​Wiceminister edukacji Ukrainy Ihor Harbaruk podał się do dymisji po burzy, którą wywołało zdjęcie z jednego ze spotkań z samorządowcami. Harbarukowi towarzyszyła jego asystentka, która miała suknię z głębokim dekoltem.

25 grudnia na Instagramie pojawiło się zdjęcie ze spotkania wiceministra edukacji Ihora Harbaruka z merem Lwowa Andrijem Sadowym. Uwagę wszystkich zwrócił strój jedynej obecnej na zdjęciu kobiety - miała ona czarną suknię z głębokim, oryginalnym dekoltem i rozcięciem na biodrze.  

Co ciekawe - na oficjalnej stronie lwowskiego urzędu pojawiło się zdjęcie bez kobiety.

W sieci zaczęły się liczne pytania o tożsamość kobiety. Jej ubiór był mocno krytykowany przez konserwatywnych Ukraińców, którzy twierdzili, że jest on niestosowny w przypadku takiego spotkania. Sytuacji nie pomagała także biżuteria, czyli krzyż ozdobny na sukni.

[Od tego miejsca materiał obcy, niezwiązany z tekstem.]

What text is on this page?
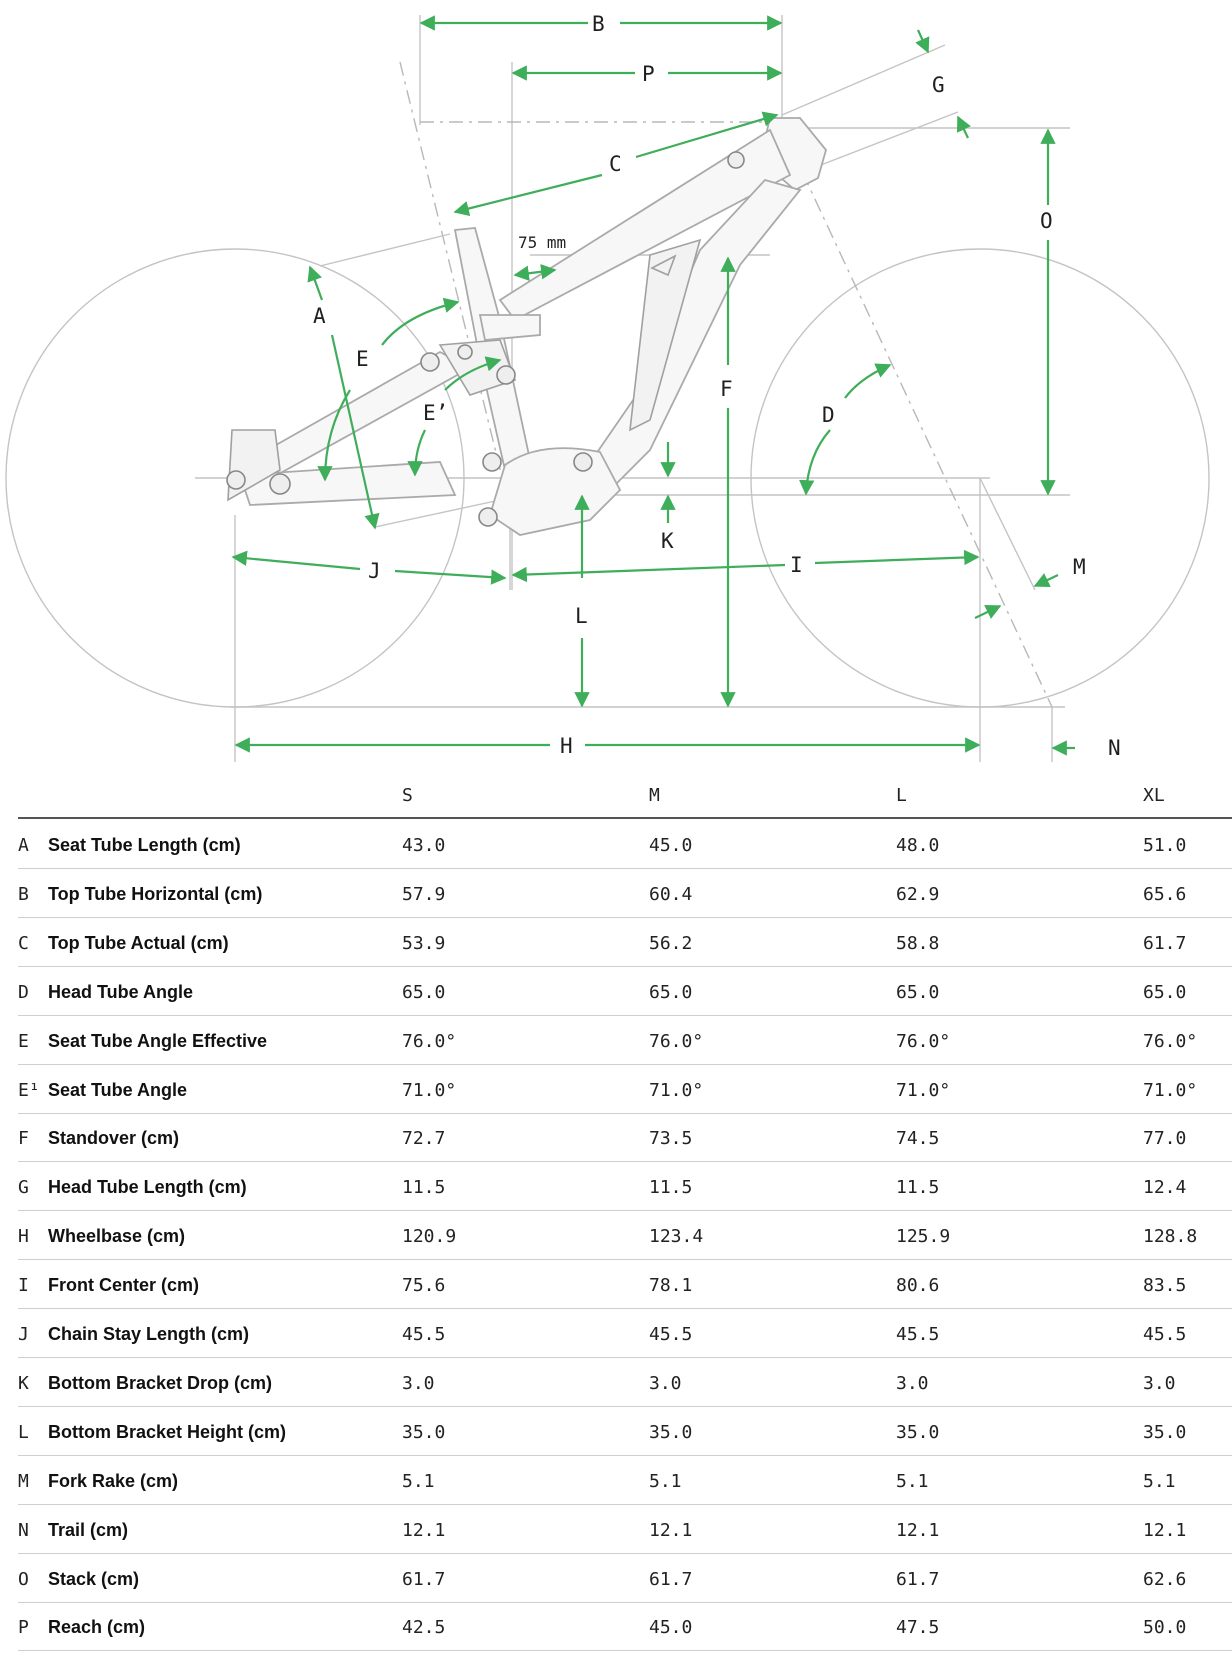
B
P	G
C
O
75 mm
A
E
F
E’	D
K
J	I	M
L
H	N
S	M	L	XL
A Seat Tube Length (cm)	43.0	45.0	48.0	51.0
B Top Tube Horizontal (cm)	57.9	60.4	62.9	65.6
C Top Tube Actual (cm)	53.9	56.2	58.8	61.7
D Head Tube Angle	65.0	65.0	65.0	65.0
E Seat Tube Angle Effective	76.0°	76.0°	76.0°	76.0°
E¹ Seat Tube Angle	71.0°	71.0°	71.0°	71.0°
F Standover (cm)	72.7	73.5	74.5	77.0
G Head Tube Length (cm)	11.5	11.5	11.5	12.4
H Wheelbase (cm)	120.9	123.4	125.9	128.8
I Front Center (cm)	75.6	78.1	80.6	83.5
J Chain Stay Length (cm)	45.5	45.5	45.5	45.5
K Bottom Bracket Drop (cm)	3.0	3.0	3.0	3.0
L Bottom Bracket Height (cm)	35.0	35.0	35.0	35.0
M Fork Rake (cm)	5.1	5.1	5.1	5.1
N Trail (cm)	12.1	12.1	12.1	12.1
O Stack (cm)	61.7	61.7	61.7	62.6
P Reach (cm)	42.5	45.0	47.5	50.0
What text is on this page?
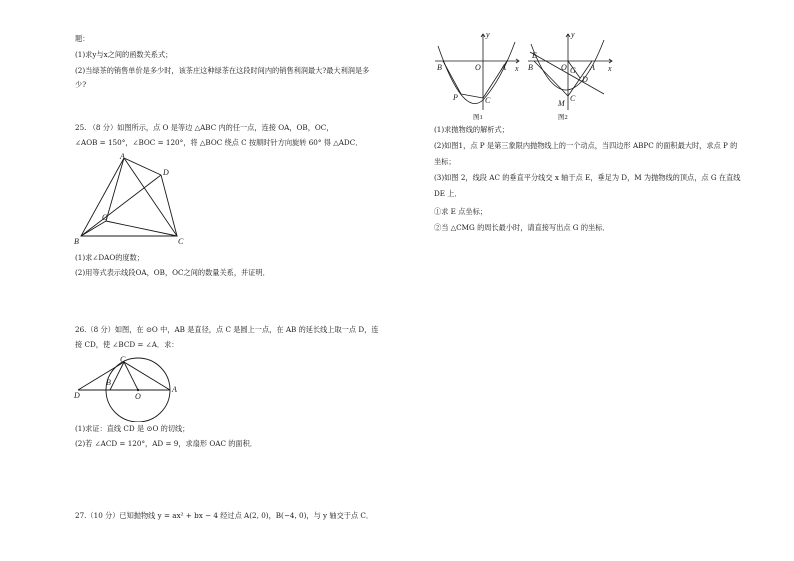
题：
(1)求y与x之间的函数关系式；
(2)当绿茶的销售单价是多少时，该茶庄这种绿茶在这段时间内的销售利润最大?最大利润是多
少?
25. （8 分）如图所示，点 O 是等边 △ABC 内的任一点，连接 OA，OB，OC，
∠AOB = 150°，∠BOC = 120°，将 △BOC 绕点 C 按顺时针方向旋转 60° 得 △ADC．
A
D
O
B	C
(1)求∠DAO的度数；
(2)用等式表示线段OA，OB，OC之间的数量关系，并证明．
26.（8 分）如图，在 ⊙O 中，AB 是直径，点 C 是圆上一点，在 AB 的延长线上取一点 D，连
接 CD，使 ∠BCD = ∠A．求：
C
D
B
O
A
(1)求证：直线 CD 是 ⊙O 的切线；
(2)若 ∠ACD = 120°，AD = 9，求扇形 OAC 的面积．
27.（10 分）已知抛物线 y = ax² + bx − 4 经过点 A(2, 0)，B(−4, 0)，与 y 轴交于点 C．
y
x
B	O	A
P	C
图1
y
x
E
B	O G A
D
M
C
图2
(1)求抛物线的解析式；
(2)如图1，点 P 是第三象限内抛物线上的一个动点，当四边形 ABPC 的面积最大时，求点 P 的
坐标；
(3)如图 2，线段 AC 的垂直平分线交 x 轴于点 E，垂足为 D，M 为抛物线的顶点，点 G 在直线
DE 上．
①求 E 点坐标；
②当 △CMG 的周长最小时，请直接写出点 G 的坐标．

Jak się okazało, kobieta to Chrystyna Tiszkun, 27-letnia prawniczka i asystentka wiceministra edukacji. Razem z Harbarukiem odwiedzili Lwów 24 grudnia, by zobaczyć, jak działają lokalne szkoły zawodowe.

Sama Tiszkun nie widzi w swoim stroju nic złego. Myślałam, że każdy ubiera się tak, jak lubi i jak mu wygodnie - napisała w sieci. Wkrótce jednak zablokowała swoje konta w mediach społecznościowych.

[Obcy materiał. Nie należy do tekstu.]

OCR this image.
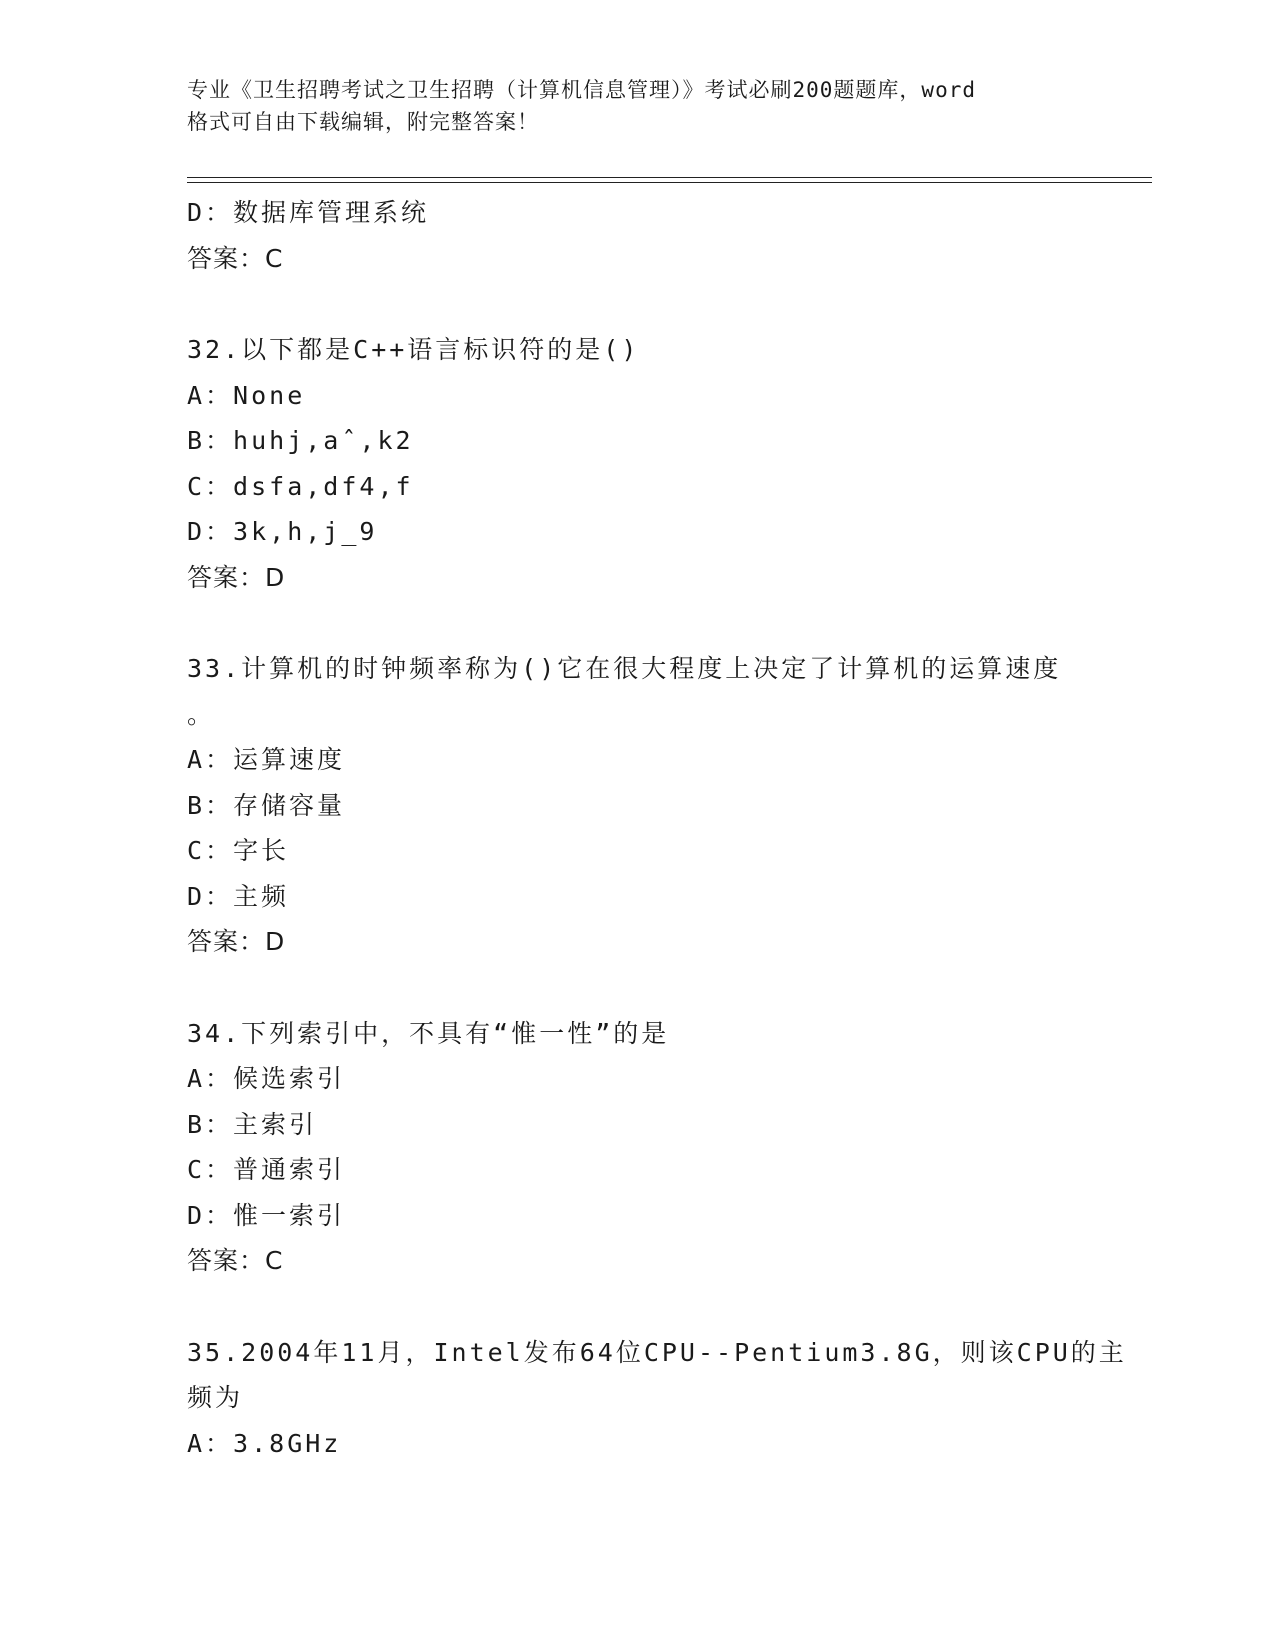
专业《卫生招聘考试之卫生招聘（计算机信息管理）》考试必刷200题题库，word
格式可自由下载编辑，附完整答案！
D：数据库管理系统
答案：C
32.以下都是C++语言标识符的是()
A：None
B：huhj,aˆ,k2
C：dsfa,df4,f
D：3k,h,j_9
答案：D
33.计算机的时钟频率称为()它在很大程度上决定了计算机的运算速度
。
A：运算速度
B：存储容量
C：字长
D：主频
答案：D
34.下列索引中，不具有“惟一性”的是
A：候选索引
B：主索引
C：普通索引
D：惟一索引
答案：C
35.2004年11月，Intel发布64位CPU--Pentium3.8G，则该CPU的主
频为
A：3.8GHz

Sam Ihor Harbaruk nie skomentował sprawy, tylko zamieścił na Facebooku wiersz "Jeżeli" Rudyarda Kiplinga. Wkrótce jednak ten post usunął.

Posłanka rządzącej Sługi Ludu Julia Hryszyna przekazała dzisiaj, że Ihor Harbaruk podał się do dymisji. Urzędnikiem był od roku. Ani rządzący, ani partia matka sprawy nie skomentowali.